OpenAI's Superalignment Team Tackles the Challenge of Controlling Superintelligent AI

Following the controversy of Sam Altman's sudden departure and subsequent return to OpenAI, the firm's Superalignment has maintained its focus on addressing the intricate challenge of controlling artificial intelligence (AI) beyond human capabilities.

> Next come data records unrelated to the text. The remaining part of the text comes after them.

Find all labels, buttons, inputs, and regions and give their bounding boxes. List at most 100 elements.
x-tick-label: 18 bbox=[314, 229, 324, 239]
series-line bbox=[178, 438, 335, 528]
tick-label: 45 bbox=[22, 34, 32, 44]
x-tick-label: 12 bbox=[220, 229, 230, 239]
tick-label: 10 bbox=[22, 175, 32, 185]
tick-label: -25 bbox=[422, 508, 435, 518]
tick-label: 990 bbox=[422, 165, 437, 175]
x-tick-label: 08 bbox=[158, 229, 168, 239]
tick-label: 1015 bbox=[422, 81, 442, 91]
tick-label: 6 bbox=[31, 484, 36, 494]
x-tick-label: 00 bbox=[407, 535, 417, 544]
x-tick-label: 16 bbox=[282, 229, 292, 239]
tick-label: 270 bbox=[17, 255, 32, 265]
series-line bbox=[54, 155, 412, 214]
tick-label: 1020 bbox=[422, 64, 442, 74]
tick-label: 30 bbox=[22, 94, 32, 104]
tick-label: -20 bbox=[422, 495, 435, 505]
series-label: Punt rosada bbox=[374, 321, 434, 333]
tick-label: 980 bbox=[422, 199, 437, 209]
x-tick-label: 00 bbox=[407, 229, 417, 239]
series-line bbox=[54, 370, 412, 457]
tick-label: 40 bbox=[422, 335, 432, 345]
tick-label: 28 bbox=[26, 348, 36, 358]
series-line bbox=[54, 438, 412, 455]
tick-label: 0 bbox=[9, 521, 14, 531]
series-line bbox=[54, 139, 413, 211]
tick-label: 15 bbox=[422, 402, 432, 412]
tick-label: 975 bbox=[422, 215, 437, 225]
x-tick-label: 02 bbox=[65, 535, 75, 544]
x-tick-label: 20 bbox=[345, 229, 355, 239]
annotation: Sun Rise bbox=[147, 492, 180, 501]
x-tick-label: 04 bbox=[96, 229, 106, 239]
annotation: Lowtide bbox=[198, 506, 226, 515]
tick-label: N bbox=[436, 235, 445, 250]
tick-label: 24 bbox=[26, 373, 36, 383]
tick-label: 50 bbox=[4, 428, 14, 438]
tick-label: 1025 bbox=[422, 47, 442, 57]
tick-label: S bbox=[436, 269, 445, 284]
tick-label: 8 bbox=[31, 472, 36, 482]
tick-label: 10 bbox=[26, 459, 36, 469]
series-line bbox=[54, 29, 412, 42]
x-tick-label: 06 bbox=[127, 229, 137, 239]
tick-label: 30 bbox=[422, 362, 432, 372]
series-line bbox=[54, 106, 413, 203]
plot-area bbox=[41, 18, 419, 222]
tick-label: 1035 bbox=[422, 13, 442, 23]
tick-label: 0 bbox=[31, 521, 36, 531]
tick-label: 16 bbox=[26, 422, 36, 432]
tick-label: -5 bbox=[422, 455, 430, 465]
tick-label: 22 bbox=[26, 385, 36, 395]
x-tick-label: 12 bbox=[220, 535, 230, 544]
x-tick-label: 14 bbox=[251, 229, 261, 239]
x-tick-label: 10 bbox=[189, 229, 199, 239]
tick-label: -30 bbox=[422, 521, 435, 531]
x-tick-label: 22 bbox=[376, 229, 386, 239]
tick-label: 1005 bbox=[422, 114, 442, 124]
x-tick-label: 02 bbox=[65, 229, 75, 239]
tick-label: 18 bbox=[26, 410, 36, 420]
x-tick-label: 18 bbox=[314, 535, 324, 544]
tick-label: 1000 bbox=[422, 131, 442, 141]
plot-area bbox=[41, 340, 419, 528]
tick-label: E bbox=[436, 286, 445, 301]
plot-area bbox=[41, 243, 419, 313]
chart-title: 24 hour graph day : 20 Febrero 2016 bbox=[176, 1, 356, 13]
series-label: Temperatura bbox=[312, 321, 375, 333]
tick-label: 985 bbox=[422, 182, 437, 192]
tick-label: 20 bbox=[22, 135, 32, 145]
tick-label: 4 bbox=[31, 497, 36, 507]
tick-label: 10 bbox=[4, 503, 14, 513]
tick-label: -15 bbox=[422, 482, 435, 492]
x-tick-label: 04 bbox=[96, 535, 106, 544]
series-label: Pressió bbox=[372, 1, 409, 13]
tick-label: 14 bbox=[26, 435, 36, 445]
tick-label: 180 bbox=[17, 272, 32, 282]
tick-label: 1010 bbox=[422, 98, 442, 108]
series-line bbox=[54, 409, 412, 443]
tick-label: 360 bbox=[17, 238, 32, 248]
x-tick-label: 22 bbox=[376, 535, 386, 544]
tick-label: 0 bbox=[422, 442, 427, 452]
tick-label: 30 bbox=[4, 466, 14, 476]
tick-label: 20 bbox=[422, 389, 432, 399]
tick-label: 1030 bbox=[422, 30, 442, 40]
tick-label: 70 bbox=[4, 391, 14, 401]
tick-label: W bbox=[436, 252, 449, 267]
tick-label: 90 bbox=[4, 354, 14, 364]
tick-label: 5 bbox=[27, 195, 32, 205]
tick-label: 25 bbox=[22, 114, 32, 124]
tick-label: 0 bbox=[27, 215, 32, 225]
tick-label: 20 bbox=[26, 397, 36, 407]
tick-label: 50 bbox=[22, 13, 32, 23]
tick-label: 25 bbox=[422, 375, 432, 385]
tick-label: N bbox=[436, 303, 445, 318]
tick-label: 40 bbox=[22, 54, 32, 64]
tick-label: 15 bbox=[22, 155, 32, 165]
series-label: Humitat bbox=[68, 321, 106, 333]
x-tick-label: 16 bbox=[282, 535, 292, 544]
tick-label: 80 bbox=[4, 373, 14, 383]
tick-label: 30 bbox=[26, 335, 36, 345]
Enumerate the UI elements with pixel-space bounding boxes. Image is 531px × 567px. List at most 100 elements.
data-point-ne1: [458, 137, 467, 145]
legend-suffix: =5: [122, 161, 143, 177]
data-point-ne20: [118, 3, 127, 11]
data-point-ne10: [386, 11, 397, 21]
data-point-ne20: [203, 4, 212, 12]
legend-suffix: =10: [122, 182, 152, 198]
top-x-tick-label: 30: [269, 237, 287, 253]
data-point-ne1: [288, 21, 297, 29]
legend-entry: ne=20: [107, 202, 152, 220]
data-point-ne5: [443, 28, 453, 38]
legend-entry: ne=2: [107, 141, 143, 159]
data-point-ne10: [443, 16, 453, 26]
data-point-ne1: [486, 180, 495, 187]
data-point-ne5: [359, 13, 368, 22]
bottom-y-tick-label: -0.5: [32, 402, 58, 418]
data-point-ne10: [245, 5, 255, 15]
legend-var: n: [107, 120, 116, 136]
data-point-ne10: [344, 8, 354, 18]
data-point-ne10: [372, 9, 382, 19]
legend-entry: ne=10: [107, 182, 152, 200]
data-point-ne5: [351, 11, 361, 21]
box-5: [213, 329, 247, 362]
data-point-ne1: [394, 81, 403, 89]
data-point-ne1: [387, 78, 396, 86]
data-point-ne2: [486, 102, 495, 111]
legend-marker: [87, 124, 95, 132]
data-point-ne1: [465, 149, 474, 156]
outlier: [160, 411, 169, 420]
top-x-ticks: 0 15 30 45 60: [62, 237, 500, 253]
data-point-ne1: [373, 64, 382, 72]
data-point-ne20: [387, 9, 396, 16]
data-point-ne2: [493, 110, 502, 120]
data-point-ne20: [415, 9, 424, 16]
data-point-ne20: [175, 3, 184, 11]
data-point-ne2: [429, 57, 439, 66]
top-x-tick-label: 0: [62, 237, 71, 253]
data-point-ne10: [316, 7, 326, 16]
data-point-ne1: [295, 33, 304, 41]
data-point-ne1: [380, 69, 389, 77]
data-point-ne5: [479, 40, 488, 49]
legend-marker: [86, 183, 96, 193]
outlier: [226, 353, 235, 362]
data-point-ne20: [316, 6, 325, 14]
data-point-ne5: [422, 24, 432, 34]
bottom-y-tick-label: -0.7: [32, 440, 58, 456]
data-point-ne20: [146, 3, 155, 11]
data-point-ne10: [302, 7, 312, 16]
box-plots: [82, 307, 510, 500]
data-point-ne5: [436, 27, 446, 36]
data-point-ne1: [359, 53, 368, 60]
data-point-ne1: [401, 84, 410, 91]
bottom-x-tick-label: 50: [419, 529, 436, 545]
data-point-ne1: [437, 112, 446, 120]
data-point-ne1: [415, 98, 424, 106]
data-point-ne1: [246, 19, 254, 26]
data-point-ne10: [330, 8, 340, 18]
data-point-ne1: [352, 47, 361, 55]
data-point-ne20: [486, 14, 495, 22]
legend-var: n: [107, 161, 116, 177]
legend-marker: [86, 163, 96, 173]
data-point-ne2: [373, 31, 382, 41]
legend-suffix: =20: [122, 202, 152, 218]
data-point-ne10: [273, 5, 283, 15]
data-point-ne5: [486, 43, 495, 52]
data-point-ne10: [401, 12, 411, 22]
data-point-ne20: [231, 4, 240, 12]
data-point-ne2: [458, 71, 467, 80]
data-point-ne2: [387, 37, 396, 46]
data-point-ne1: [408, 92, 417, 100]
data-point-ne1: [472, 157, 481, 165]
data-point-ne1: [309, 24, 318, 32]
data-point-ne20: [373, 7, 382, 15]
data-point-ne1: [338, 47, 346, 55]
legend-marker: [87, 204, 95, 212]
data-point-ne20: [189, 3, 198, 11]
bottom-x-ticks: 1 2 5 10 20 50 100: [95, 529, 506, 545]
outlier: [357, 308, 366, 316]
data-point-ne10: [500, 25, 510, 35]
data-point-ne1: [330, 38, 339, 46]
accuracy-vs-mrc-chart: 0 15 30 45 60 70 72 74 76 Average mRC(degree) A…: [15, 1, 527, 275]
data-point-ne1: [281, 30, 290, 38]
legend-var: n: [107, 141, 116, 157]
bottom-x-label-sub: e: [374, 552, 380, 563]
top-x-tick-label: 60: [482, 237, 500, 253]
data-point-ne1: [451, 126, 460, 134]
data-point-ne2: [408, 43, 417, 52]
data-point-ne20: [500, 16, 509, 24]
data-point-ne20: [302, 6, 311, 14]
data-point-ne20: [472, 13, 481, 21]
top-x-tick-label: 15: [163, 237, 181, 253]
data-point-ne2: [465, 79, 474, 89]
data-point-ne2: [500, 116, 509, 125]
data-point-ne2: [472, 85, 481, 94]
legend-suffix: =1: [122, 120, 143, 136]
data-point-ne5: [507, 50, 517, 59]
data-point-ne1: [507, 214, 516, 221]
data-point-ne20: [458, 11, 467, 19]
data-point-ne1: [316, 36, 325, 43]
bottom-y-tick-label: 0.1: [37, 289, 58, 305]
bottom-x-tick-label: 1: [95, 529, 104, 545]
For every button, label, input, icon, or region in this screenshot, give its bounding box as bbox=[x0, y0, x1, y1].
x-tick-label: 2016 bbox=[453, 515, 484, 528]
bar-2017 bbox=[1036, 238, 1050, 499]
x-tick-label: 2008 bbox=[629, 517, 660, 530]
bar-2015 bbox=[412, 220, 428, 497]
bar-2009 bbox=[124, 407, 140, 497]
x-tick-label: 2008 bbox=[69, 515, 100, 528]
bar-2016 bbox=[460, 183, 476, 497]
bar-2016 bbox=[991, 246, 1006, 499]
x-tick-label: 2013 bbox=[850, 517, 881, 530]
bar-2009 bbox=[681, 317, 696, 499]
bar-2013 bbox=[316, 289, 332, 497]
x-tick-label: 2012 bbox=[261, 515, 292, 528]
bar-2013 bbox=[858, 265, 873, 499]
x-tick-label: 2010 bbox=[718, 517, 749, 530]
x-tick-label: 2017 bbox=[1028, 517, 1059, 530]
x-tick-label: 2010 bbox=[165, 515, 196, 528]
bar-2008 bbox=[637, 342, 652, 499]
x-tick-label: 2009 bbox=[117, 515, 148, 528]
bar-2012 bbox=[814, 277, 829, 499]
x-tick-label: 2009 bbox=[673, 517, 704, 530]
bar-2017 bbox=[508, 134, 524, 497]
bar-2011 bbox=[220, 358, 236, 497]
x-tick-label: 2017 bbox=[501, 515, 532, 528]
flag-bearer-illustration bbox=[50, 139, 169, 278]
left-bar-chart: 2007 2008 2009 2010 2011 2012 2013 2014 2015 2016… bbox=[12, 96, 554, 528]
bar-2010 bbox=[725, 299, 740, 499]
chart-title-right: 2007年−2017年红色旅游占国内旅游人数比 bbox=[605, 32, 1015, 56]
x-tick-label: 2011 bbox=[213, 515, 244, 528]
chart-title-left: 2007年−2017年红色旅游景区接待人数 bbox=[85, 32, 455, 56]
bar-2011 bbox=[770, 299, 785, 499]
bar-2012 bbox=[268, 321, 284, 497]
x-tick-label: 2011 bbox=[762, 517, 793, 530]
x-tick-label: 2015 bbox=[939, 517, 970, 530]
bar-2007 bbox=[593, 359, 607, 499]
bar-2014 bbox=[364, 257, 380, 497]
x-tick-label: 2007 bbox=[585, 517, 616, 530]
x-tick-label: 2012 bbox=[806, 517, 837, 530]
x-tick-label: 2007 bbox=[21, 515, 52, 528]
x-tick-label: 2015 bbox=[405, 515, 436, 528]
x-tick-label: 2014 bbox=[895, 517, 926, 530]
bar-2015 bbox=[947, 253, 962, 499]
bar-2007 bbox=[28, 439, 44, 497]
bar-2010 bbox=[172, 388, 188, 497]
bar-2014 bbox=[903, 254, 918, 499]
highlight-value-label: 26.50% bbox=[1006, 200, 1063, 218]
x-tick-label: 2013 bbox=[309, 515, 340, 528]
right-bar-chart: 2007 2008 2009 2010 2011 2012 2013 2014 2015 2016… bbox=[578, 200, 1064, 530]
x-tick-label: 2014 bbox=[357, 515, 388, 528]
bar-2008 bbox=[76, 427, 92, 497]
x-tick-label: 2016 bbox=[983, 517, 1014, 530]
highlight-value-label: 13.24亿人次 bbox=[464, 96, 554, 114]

Ilya Sutskever, a co-founder and chief scientist of the Superalignment team, is responsible for developing strategies for controlling, regulating, and governing superintelligent AI systems. Despite skepticism within the AI research community about the prematurity and relevance of superalignment efforts, Sutskever, involved in Altman's ouster, actively leads the team, focusing on governance and control frameworks for future powerful AI systems.

Comprising members such as Collin Burns, Pavel Izmailov, and Leopold Aschenbrenner, the team recently unveiled its latest work at NeurIPS, the annual machine learning conference in New Orleans, as reported by TechCrunch.

Study Results Not Perfect, Though Promising

The team utilizes an analogy where a weaker AI model, like GPT-2, guides a more advanced model, such as GPT-4, toward desired outcomes and away from undesirable ones. This approach is crucial in achieving alignment goals for superintelligent AI, addressing the nuanced challenges involved.

In the future, humans will need to supervise AI systems much smarter than them.

We study an analogy: small models supervising large models.

Read the Superalignment team's first paper showing progress on a new approach, weak-to-strong generalization: https://t.co/BiBpGdqtKj pic.twitter.com/jmbbwcrmm8
— OpenAI (@OpenAI) December 14, 2023

In a recent study, OpenAI trained its GPT-2 model to perform various tasks, including chess puzzles and sentiment analysis. Utilizing the responses generated by GPT-2, the researchers then trained the GPT-4 model. According to Tech.co, results indicated a performance improvement of 20-70% compared to GPT-2, showcasing GPT-4's superiority but falling short of its full potential.

GPT-4 demonstrated the ability to avoid many mistakes made by its predecessor, GPT-2, highlighting a phenomenon known as 'weak-to-strong generalization.' This occurs when a model possesses implicit knowledge of task execution, allowing it to perform correctly despite receiving suboptimal instructions.

Researchers think that if weak-to-strong generalization exists in humans supervising superintelligent AI, then future AGI models might be better at spotting dangerous actions, especially ones that could cause huge damage.

Despite favorable results, GPT-4's performance was still impaired after training with GPT-2. The experiment underscored the need for further research before deeming humans suitable supervisors for stronger AI models.

OpenAI, a pioneer in AI development, has consistently expressed concerns about the potential dangers of superintelligent AI. Co-founder Sutskever emphasized the "obvious" concern of preventing AI from going rogue, acknowledging the technology's potential hazards, including the disempowerment or even extinction of humanity if left unchecked.

To bolster research in this area, OpenAI introduced a $10 million grant program for technical research on superintelligent alignment. Academic labs, nonprofits, individual researchers, and graduate students are eligible for various grant tranches.

Additionally, OpenAI plans to host an academic conference on superalignment in early 2025, providing a platform to share and promote the work of prize finalists.

The grant program notably includes funding from Eric Schmidt, former Google CEO and chairman, renowned for his advocacy of AI doomism. Despite potential commercial benefits, Schmidt emphasizes the importance of aligning AI with human values and expresses pride in supporting OpenAI's efforts to develop and control AI for public benefit responsibly.

Pope Francis Warns World Leaders on Possible AI Exploitation

Amid the fast-paced development of AI, Pope Francis issued a cautionary message to global leaders regarding the risks posed by the unbridled progress of the technology, emphasizing its profound threat to humanity.

According to Fox News, the pontiff acknowledged the benefits of scientific and technological advancements in an address before the 57th World Day of Peace, but he expressed concern about the unprecedented control over reality that these advancements present, suggesting possibilities that could jeopardize survival.

The Pope urged leaders to scrutinize the aims and interests of AI developers, cautioning against selfish motives and emphasizing the need to direct research toward peace, the common good, and integral human development.

The leader of the Roman Catholic Church also warned against the potential exploitation of AI efficiencies by technocratic systems, risking unclear decision criteria and concealed "obligation to act for the benefit of the community."